Encoding Complex Transactions with Dynamic Parameters

Constructing transaction data for simple transfers is relatively easy. However, smart contract interactions can involve complex methods with parameters like static arrays, dynamic arrays, and nested data, making the encoding process more involved.

Consider a function with a mix of basic and dynamic types:
analysisHex(bytes name, bool b, uint[] data, address addr, bytes32[] testData)

The function signature, calculated using tools like Remix or scripts, might be 0x4b6112f8.

If we want to call this function with the values: "Alice", true, [9,8,7,6], "0x26d59ca6798626bf3bcee3a61be57b7bf157290e", ["张三","Bob","老王"], the encoded transaction data becomes a long hexadecimal string.
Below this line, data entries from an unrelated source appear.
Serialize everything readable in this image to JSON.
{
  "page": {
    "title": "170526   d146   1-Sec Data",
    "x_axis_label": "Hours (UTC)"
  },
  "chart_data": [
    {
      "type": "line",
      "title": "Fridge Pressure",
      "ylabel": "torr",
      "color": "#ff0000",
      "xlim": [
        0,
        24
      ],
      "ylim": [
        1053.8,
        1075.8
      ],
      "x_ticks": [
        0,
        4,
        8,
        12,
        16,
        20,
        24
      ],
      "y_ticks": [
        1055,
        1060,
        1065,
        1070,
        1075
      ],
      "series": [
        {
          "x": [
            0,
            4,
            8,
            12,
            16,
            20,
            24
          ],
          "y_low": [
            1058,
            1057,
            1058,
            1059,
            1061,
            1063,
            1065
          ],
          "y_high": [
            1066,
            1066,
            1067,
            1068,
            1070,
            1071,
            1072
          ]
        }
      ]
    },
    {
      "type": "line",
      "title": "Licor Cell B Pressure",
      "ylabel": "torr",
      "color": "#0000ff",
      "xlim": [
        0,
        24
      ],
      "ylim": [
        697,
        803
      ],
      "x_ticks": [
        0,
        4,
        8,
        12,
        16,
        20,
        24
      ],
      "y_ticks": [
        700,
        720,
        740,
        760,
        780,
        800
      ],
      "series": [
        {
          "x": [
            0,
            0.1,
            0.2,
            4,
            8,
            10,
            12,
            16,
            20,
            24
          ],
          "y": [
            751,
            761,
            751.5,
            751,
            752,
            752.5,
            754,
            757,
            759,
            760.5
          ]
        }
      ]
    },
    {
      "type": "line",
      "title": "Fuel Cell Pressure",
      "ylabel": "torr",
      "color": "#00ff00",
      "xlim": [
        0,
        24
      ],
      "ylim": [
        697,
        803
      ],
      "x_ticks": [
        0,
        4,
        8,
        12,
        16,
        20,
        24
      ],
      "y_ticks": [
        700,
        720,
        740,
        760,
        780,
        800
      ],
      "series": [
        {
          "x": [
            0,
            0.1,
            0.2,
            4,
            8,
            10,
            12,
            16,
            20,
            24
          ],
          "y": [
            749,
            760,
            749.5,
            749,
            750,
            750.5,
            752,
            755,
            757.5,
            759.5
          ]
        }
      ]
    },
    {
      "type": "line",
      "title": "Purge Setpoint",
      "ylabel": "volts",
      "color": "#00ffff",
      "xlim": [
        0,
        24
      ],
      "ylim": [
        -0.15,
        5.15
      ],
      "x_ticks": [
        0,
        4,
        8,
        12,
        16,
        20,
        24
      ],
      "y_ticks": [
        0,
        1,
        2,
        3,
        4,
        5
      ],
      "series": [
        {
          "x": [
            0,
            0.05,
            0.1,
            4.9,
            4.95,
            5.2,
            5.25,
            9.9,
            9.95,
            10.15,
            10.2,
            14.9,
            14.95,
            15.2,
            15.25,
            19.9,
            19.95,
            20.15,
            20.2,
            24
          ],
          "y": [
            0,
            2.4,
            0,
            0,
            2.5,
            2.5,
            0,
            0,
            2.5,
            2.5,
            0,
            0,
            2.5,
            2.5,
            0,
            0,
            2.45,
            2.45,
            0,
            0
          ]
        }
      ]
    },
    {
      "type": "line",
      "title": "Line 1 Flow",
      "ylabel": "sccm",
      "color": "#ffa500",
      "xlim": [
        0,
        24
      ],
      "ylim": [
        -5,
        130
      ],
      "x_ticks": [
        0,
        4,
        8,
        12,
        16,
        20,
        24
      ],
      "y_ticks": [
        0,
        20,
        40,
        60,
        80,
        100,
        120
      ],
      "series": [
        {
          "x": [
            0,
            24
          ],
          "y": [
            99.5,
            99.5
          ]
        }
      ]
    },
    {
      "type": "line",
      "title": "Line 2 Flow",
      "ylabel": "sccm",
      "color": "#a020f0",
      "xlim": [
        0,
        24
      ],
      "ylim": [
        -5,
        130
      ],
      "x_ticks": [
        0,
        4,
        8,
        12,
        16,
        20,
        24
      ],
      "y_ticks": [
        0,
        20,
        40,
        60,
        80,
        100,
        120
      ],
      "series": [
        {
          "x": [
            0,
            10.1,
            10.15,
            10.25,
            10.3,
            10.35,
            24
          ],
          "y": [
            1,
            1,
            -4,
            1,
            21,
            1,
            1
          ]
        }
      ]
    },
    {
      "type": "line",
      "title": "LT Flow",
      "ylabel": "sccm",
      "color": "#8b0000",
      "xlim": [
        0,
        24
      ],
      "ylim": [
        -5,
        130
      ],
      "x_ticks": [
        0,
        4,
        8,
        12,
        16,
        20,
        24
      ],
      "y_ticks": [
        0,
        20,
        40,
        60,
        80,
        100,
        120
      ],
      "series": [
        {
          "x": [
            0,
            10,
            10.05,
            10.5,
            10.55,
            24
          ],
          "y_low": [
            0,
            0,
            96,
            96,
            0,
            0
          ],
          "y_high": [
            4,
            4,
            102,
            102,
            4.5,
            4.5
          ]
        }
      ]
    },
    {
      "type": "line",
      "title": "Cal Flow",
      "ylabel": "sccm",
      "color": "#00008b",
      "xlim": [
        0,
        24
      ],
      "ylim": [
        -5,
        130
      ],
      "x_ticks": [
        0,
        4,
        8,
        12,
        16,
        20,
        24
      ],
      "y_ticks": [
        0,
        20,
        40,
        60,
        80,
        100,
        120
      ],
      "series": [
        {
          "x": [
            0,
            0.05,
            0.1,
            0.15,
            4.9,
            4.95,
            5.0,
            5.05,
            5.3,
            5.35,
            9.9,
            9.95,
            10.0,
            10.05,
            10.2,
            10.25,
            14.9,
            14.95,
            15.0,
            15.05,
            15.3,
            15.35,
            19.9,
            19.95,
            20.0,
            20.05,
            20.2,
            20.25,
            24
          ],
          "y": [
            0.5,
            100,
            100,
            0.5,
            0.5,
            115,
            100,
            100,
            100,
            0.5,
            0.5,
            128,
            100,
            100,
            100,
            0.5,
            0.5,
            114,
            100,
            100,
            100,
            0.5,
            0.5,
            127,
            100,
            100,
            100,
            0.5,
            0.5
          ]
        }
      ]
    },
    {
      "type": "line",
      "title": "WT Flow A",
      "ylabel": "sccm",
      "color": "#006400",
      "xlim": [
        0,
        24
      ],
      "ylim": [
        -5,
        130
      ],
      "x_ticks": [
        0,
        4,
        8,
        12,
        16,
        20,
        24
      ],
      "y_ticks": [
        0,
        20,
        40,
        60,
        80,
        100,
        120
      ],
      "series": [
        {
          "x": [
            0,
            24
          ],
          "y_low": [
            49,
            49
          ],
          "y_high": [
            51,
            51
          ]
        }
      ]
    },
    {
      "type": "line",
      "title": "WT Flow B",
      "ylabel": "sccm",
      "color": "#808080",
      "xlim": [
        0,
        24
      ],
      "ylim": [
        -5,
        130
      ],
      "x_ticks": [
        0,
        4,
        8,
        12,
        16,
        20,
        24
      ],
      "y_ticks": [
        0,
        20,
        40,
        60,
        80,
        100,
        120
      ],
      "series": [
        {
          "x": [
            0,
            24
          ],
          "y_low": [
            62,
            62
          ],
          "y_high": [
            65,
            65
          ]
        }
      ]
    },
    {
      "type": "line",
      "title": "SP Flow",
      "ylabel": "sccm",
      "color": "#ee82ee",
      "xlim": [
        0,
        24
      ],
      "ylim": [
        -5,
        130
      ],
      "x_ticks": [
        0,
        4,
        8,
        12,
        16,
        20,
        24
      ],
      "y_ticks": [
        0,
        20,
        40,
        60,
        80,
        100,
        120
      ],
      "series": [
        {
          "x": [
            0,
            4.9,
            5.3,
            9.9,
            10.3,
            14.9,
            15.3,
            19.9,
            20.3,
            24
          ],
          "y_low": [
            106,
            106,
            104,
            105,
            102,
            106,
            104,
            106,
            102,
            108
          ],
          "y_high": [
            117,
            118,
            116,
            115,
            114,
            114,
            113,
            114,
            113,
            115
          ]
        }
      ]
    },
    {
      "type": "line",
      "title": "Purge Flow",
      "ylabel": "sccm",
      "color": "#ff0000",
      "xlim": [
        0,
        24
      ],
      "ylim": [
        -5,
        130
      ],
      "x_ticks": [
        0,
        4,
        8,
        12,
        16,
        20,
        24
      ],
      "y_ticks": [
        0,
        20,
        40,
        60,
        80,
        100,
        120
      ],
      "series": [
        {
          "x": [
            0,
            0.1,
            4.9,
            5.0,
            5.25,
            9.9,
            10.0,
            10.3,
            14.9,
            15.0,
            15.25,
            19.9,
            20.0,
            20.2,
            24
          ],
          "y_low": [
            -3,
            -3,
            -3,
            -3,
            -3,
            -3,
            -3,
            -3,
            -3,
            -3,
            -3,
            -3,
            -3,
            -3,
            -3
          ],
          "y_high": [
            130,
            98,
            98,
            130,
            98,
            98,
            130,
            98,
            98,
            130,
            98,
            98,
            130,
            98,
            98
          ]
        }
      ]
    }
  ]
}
The complexity arises because dynamic types, whose lengths are unknown upfront, require "placeholders" in the data structure. The actual values for these dynamic parameters are appended after the initial set of parameters, and the placeholders point to the starting position of these values within the overall data payload.

Breakdown of the Encoded Data

Simplifying with Static Arrays

If the function used static arrays instead, the encoding simplifies significantly. For example:
analysisHex(bytes32 name, bool b, uint[4] data, address addr, bytes32[3] testData)
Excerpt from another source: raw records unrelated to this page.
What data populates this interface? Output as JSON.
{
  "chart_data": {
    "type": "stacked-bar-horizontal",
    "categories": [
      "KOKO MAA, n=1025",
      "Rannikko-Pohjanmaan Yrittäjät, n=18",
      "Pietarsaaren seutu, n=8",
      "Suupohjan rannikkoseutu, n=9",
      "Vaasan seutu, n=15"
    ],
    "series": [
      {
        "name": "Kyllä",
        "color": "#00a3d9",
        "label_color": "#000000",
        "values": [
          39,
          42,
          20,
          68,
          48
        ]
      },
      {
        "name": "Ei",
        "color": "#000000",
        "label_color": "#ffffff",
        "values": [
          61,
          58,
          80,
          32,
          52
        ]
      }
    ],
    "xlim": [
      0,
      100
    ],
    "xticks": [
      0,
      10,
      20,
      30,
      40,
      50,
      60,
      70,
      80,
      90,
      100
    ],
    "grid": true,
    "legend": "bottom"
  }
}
The function signature changes, and the encoded data becomes a direct sequence of the function signature followed by the encoded values of each parameter, in order, with no need for placeholders. Each value is simply padded according to its type (left for static, right for dynamic elements within the static array).

Using Libraries for Encoding

Manually constructing these data strings is complex and error-prone. Libraries like web3j handle this encoding automatically. Their core functions work by:

  1. Building the function signature.
  2. Calculating the total size of the data payload.
  3. Iterating through each parameter:

    • For static types, it encodes and appends the value directly.
    • For dynamic types, it appends a placeholder (the offset to the value's position) and adds the actual encoded value to a separate dynamic data section.
  4. Finally, it appends the dynamic data section to the end of the encoded parameters.

👉 Explore advanced encoding tools and libraries

Constructing the transaction data is just the first step. This raw data is unsigned and has no identity attached. The sender must sign it with their private key. Once signed, the transaction is broadcast to the network, enters the mempool, and awaits validation by miners before being confirmed and added to a block.

Frequently Asked Questions

What is the difference between a transaction and a call?

A transaction writes data to the blockchain, modifies its state, and requires gas fees. A call is a read-only operation that queries data from the blockchain; it does not change state or require gas.

Why is transaction data encoded in hexadecimal?

The Ethereum Virtual Machine (EVM) is designed to process bytecode directly. Hexadecimal encoding is a human-readable representation of this binary bytecode, making it easier for developers to debug and analyze transactions.

What is a function signature (MethodID)?

A function signature is a unique identifier for a smart contract function. It is typically the first 4 bytes (8 hex characters) of the Keccak-256 hash of the function's name and parameter types (e.g., transfer(address,uint256)).

How are dynamic arrays handled in transaction encoding?

Dynamic arrays require a two-part encoding. First, a placeholder (offset) is inserted in the main parameter list to indicate where the array data starts. Then, the actual array data—comprising the array length followed by each element—is appended to the end of the transaction data.

Can I construct transaction data without a library?

While technically possible, manually encoding transactions, especially those with dynamic parameters, is highly complex and prone to errors. It is strongly recommended to use established libraries like web3j, ethers.js, or web3.py for reliability and security.

What happens after the transaction data is constructed?

The constructed data is unsigned. The sender must sign it with their private key to create a valid transaction. This signed transaction is then broadcast to the Ethereum network to be processed and included in a block.